変形性股関節症

大腿骨の前後の向きと変形性股関節症

変形性股関節症

股関節の負荷に影響を与える要因には様々なものがありますが、大腿骨の向きが変形性股関節症に繋がっているという考え方があります。骨の形状によって物理的な負荷が変わり怪我のリスクとなりうる可能性がありますが、それぞれの研究で異なる結果が出ており、この考え方には議論があるようです。

 

ポイント

  • 骨の向き次第で軟骨への負荷が変わる可能性があります
  • 骨の向きと変形性股関節症について明確な結論は出ていないようです
  • 多少のものはそこまで怪我のリスクを高めませんが、極端なものには注意が必要です

 

Anteversionと変形性股関節症

大腿骨が極度に前(内側)を向いている場合には変形性股関節症のリスクが高まる可能性があります。

大腿骨前捻

参照https://www.healigo.com/blog/2016/12/14/all-squats-were-not-created-equal

  • 変形性股関節症とそうでない人を比べたところ、変形性股関節症を持っている人達は大腿骨が前を向いている傾向にあったそうです。

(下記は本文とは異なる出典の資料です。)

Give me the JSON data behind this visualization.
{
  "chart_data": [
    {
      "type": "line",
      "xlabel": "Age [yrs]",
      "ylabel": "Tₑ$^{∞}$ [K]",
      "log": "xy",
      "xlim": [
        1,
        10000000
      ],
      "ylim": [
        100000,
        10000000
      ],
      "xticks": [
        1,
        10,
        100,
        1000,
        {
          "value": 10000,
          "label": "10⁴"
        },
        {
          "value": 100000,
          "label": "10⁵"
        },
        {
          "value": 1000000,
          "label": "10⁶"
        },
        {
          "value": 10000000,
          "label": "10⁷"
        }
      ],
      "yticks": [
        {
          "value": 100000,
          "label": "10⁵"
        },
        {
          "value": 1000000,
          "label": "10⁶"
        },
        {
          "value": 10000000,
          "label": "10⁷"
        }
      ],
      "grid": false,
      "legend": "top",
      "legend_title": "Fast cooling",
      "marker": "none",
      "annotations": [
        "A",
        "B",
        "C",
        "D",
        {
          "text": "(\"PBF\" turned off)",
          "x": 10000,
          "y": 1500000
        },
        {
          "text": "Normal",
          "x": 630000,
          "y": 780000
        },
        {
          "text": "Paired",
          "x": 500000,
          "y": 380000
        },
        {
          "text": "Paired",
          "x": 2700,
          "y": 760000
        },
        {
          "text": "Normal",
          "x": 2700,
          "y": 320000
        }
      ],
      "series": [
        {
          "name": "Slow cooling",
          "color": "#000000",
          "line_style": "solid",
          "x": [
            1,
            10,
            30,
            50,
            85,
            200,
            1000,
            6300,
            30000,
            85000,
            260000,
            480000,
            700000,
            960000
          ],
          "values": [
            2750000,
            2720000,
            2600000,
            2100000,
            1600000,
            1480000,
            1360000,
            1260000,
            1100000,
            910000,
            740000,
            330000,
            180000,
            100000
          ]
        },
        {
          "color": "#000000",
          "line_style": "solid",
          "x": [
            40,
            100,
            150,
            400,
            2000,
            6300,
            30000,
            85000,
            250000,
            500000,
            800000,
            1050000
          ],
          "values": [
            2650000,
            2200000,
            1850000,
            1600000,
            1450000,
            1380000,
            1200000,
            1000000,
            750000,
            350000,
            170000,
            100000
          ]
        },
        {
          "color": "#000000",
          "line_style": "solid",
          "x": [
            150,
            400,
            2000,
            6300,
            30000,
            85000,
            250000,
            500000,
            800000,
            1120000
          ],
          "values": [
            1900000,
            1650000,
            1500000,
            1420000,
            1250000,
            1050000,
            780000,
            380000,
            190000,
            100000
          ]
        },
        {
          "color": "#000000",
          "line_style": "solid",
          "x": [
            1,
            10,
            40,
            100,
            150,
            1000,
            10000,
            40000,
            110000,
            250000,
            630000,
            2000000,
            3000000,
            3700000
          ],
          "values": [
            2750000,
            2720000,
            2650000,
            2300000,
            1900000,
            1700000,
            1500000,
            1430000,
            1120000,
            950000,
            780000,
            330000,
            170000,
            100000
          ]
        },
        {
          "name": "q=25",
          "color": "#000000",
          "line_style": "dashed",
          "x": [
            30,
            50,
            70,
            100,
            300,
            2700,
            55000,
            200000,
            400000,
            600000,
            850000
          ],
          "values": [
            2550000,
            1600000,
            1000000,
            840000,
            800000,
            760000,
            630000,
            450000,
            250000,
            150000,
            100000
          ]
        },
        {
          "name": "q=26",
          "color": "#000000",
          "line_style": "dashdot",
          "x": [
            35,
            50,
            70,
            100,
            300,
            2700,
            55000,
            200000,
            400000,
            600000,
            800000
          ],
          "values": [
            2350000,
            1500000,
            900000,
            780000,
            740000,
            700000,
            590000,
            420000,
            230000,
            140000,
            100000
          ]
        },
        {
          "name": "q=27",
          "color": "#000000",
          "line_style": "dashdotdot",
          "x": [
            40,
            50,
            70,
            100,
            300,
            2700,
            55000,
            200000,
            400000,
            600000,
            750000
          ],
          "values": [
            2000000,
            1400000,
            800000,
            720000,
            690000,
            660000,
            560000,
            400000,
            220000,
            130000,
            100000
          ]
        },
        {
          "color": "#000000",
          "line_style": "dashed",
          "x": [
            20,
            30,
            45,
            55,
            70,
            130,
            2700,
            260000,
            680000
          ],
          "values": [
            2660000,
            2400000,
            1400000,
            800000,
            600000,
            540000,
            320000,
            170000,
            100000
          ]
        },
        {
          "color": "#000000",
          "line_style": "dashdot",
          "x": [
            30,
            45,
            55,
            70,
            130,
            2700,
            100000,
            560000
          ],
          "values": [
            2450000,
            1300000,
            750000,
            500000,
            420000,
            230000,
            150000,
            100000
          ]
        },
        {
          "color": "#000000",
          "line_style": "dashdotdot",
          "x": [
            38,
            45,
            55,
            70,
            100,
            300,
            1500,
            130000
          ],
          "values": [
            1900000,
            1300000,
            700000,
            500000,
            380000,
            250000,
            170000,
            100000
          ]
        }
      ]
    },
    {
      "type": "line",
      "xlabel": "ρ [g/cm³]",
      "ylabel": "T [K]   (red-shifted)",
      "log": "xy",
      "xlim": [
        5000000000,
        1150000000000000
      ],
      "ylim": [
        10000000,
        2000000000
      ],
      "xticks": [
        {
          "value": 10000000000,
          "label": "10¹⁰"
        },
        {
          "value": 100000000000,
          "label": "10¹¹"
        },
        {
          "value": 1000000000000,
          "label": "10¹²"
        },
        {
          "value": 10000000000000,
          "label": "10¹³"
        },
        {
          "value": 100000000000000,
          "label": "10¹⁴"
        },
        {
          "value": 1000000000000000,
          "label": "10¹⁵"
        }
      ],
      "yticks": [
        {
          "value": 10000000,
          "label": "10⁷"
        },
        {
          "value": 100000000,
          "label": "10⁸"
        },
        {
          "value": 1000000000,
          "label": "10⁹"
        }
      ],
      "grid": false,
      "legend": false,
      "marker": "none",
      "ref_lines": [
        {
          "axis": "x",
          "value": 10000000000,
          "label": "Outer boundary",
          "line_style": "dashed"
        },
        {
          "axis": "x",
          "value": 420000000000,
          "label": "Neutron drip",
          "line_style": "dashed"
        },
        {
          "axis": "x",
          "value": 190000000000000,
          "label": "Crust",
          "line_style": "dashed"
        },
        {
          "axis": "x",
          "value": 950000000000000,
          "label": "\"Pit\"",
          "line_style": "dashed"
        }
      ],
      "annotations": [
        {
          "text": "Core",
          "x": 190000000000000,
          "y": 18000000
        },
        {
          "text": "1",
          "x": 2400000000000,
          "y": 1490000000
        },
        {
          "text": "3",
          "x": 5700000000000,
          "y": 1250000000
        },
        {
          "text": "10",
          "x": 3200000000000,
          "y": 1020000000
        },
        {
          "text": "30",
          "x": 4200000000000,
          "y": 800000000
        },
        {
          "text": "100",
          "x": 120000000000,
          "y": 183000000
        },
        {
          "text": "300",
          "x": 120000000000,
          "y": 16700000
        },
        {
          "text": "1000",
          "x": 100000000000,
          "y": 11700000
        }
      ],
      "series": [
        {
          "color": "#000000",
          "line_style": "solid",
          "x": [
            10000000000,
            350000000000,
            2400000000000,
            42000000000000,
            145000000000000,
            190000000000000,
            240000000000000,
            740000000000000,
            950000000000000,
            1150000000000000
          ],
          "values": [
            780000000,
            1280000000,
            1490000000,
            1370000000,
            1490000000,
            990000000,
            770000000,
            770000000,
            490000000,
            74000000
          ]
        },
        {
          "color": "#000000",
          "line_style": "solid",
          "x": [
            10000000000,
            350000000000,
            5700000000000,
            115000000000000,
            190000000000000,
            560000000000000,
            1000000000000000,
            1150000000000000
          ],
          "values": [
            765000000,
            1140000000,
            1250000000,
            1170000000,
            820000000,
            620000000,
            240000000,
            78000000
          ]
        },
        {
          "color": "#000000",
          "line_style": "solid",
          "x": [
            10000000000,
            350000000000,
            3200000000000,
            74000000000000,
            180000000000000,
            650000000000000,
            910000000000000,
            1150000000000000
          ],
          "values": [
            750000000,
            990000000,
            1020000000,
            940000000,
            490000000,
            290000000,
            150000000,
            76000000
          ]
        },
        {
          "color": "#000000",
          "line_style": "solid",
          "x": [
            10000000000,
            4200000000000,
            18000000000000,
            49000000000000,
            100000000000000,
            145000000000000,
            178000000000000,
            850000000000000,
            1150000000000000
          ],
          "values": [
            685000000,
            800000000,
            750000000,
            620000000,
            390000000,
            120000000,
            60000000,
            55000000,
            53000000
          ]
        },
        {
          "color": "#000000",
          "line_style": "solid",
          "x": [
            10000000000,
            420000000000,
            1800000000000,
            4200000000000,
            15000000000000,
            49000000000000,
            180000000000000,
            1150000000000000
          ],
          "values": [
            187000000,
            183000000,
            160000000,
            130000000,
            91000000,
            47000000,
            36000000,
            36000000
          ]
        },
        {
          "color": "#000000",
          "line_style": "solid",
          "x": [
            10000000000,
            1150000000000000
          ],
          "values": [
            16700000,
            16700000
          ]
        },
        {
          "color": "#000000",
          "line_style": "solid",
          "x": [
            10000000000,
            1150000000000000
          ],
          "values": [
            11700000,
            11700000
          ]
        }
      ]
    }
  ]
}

しかし、これはあくまで数度の違いであったことに注意が必要です。
  • 別の研究では大腿骨の向きと変形性股関節症との関連性は見られなかったそうです
  • 大腿骨や骨盤の角度には他にも様々な要素があり、例えば股関節の外転の角度との組み合わせで負荷がかわってくるという研究結果もありますし、てこの原理の違いなども影響してくるようです

このように結果が分かれており、大腿骨が前を向いているかによって股関節の負荷に影響を与える可能性はあるものの、これだけで決まるほど決定的な要因ではないのかもしれません。

 

Retroversionと変形性股関節症

大腿骨が相対的に後ろ(外側)を向いている場合には変形性股関節症のリスクが高まる可能性があります。

大腿骨後捻

参照https://www.healigo.com/blog/2016/12/14/all-squats-were-not-created-equal

  • ある研究では変形性股関節症を持っている人たちは大腿骨が後ろを向いている傾向にあったそうです5・6
  • 大腿骨が後ろを向いている場合には股関節のスペースが減少している傾向にあったという報告もあることから、こういった要素も変形性股関節症に影響しているのかもしれません。
  • ある研究で歩行中や階段の上り下りの際の負荷を算定したところ、大腿骨の向きが後ろを向いていることで股関節の同じ場所に負荷がかかりやすい傾向があったとする研究結果があります

このように大腿骨の向きで腿骨と骨盤の接触の仕方によって負荷が変わってくる可能性があります。

 

意見が分かれる

大腿骨が相対的に前を向いている場合に変形性股関節症につながるという意見もあれば、後ろを向いている場合に変形性股関節症につながるという意見もあります。

どちらにも一定の科学的根拠があるようですが、相反する部分などもあり一概に答えを出しにくい状態ではないかと思います。

大腿骨と骨盤の接触の仕方は様々であり、接触面積や、関節の動き、さらには負荷が集中しやすい箇所の違いなどの様々な要素が変形性股関節症に関係しているかと思います。

そして、大腿骨への物理的な負荷だけが変形性股関節症の要因ではなく、遺伝的なものや生理学的な要因なども十分に考えられます。

大腿骨が前を向いたほうがいいのか後ろを向いたほうがいいのか?というよりも、通常の範囲を逸脱している場合にはそれが股関節への負担を高める原因になっていないかをチェックするといった考え方でもいいのかもしれません。

 

まとめ

股関節の負荷には様々な要因が絡んでいるため、大腿骨の向きだけが決定的な要因になるとは限らないようです。通常の範囲を超えているような場合であれば、周辺の筋肉を整えるなどして過度な負荷がかからないように調整してみるということを試してみてもいいのかもしれません。

最後まで読んでいただき、ありがとうございました。